In Canada, most university and hospital labs aren’t designed for phage manufacturing, and regulatory approval for emergency use is extremely rigorous.

German has successfully treated patients with phage therapy, including one patient whose chronic urinary tract infection (UTI) had evaded antibiotics for years. He led a Canadian-first trial to study the use of phage therapy on these kinds of chronic infections.
Between 1995 and 2023, phages were administered in roughly 1,400 documented cases worldwide, with success rates around 80 per cent. But in Canada, only a handful of cases have been treated, prompting some patients to travel to other countries for treatment.
Building a pathway forward
In 2023, German co-founded Phage Canada, a non-profit organization to support and advance phage research and phage therapy across medical, environmental, and agricultural sectors. His hope is that in the next five to ten years there will be increased funding for phage research to support more clinical trials, national registries and networks to turn what is currently a last-resort, experimental option into a regulated, accessible treatment.
“If we can treat something like recurrent UTIs without using harsh antibiotics,” he says, “we preserve those antibiotics for when we really need them. That diffuses the pressure driving resistance.”

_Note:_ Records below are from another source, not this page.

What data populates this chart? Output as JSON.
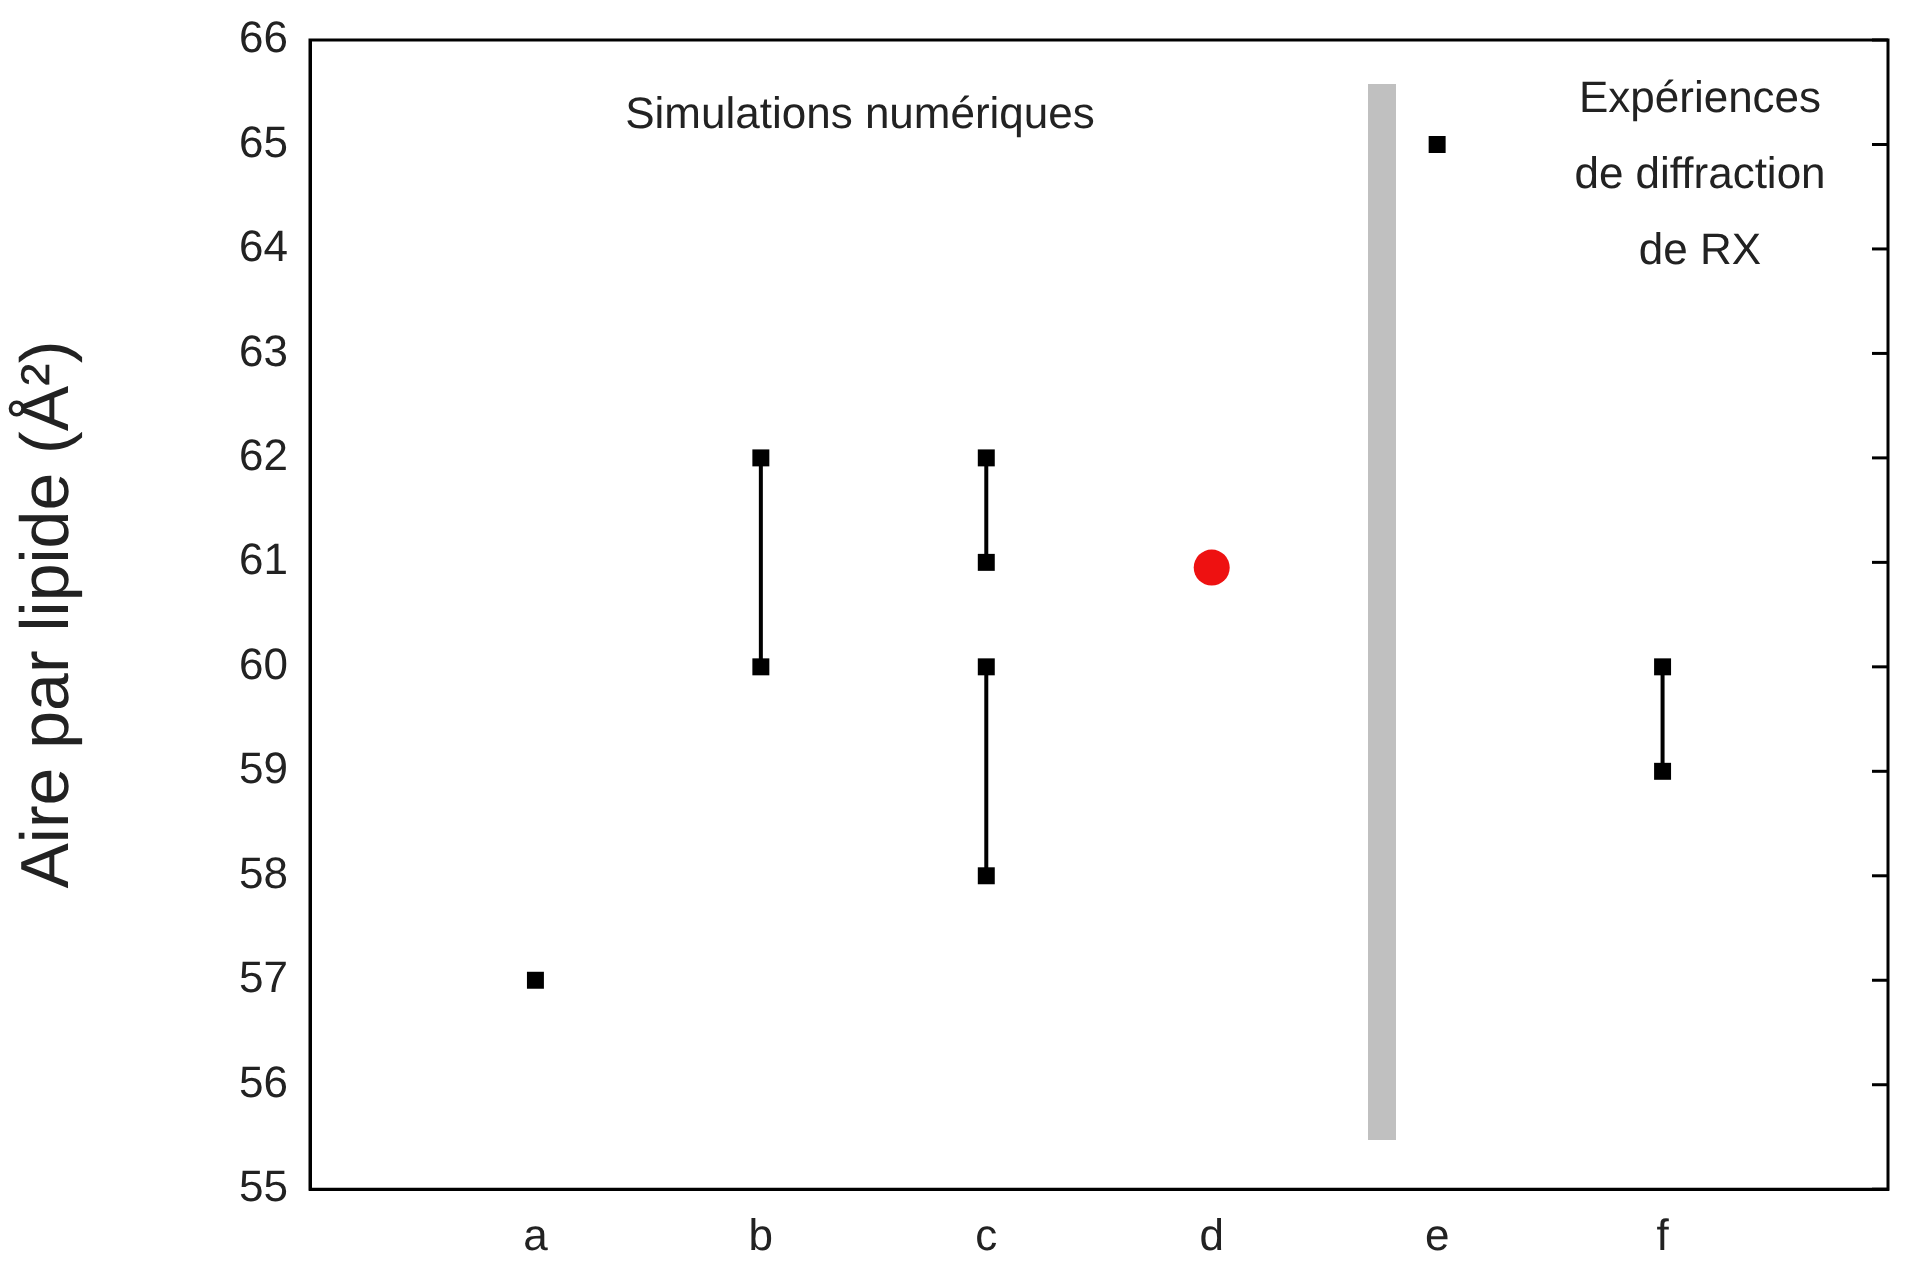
{
  "chart_data": {
    "type": "scatter",
    "ylabel": "Aire par lipide (Å²)",
    "categories": [
      null,
      "a",
      "b",
      "c",
      "d",
      "e",
      "f",
      null
    ],
    "ylim": [
      55,
      66
    ],
    "yticks": [
      55,
      56,
      57,
      58,
      59,
      60,
      61,
      62,
      63,
      64,
      65,
      66
    ],
    "grid": false,
    "legend": false,
    "series": [
      {
        "type": "scatter",
        "color": "#000000",
        "marker": "square",
        "x": [
          "a"
        ],
        "values": [
          57
        ]
      },
      {
        "type": "line",
        "color": "#000000",
        "marker": "square",
        "x": [
          "b",
          "b"
        ],
        "values": [
          60,
          62
        ]
      },
      {
        "type": "line",
        "color": "#000000",
        "marker": "square",
        "x": [
          "c",
          "c"
        ],
        "values": [
          61,
          62
        ]
      },
      {
        "type": "line",
        "color": "#000000",
        "marker": "square",
        "x": [
          "c",
          "c"
        ],
        "values": [
          58,
          60
        ]
      },
      {
        "type": "scatter",
        "color": "#ee1111",
        "marker": "circle",
        "x": [
          "d"
        ],
        "values": [
          60.95
        ]
      },
      {
        "type": "scatter",
        "color": "#000000",
        "marker": "square",
        "x": [
          "e"
        ],
        "values": [
          65
        ]
      },
      {
        "type": "line",
        "color": "#000000",
        "marker": "square",
        "x": [
          "f",
          "f"
        ],
        "values": [
          59,
          60
        ]
      }
    ],
    "annotations": [
      "Simulations numériques",
      "Expériences\nde diffraction\nde RX"
    ]
  }
}
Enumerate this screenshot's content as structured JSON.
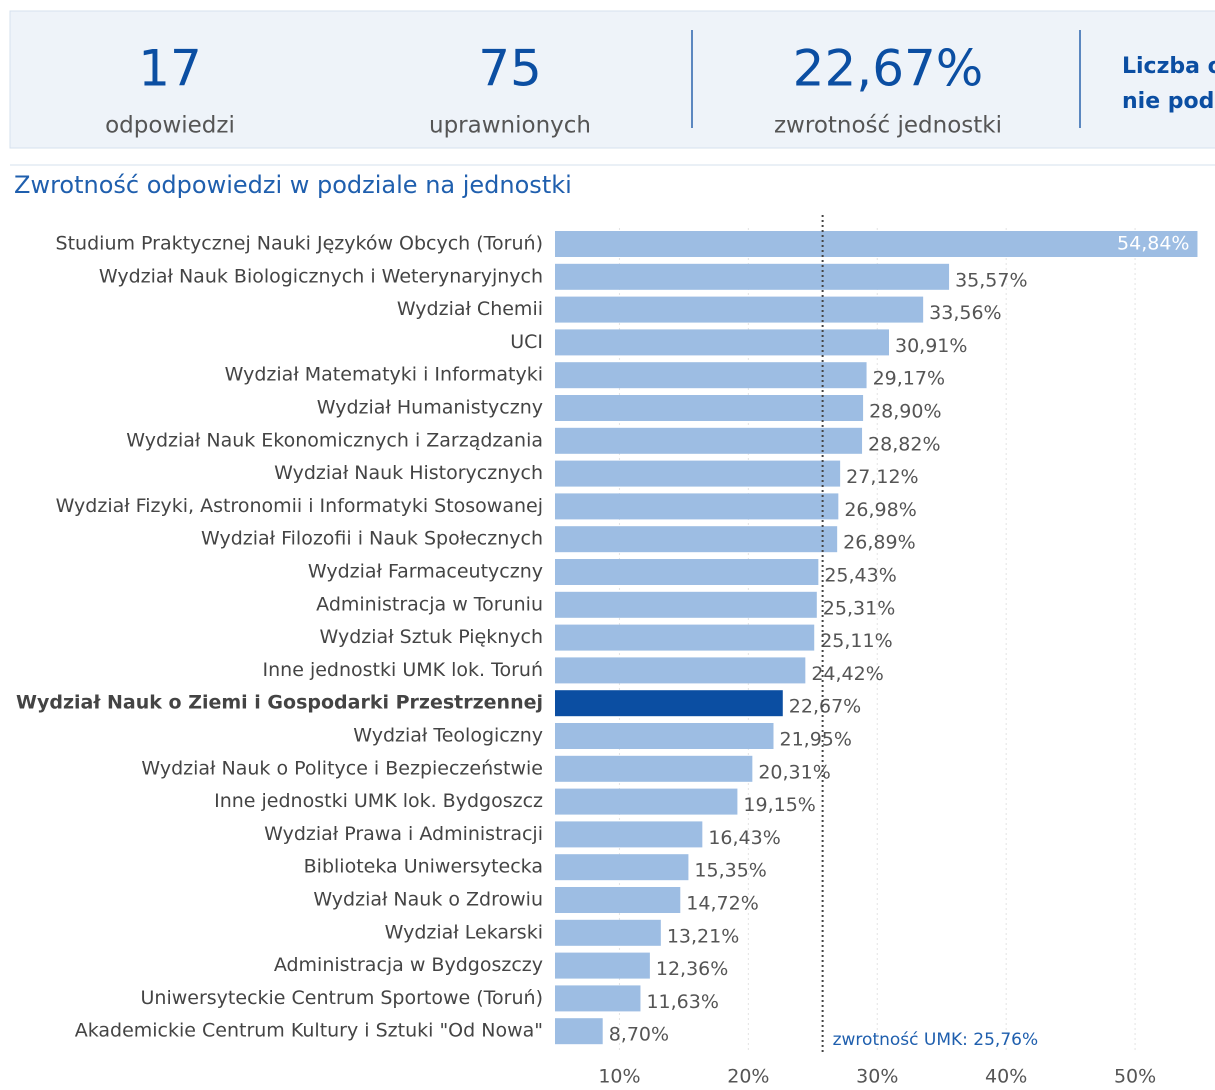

Neither German nor Strathdee envision a world where phages completely replace antibiotics, and one of the aspects they are most excited about is the fact that phages might actually be a tool for pulling antibiotics back from the brink of obsolescence.
When Strathdee’s husband was treated with phages and antibiotics simultaneously, the bacteria that had been wreaking havoc on his body were forced to make a genetic decision to try to evade their attackers. She describes it as the bacteria “taking off their outer layer like a coat” to escape the phages that were trying to attach and enter a receptor on its surface. This left the bacteria vulnerable to antibiotics which would otherwise not have worked.
But for now, the focus is on medicine and on patients who need urgent help.
“In ten years,” Strathdee says, “I see phage therapy used alongside antibiotics as standard of care.”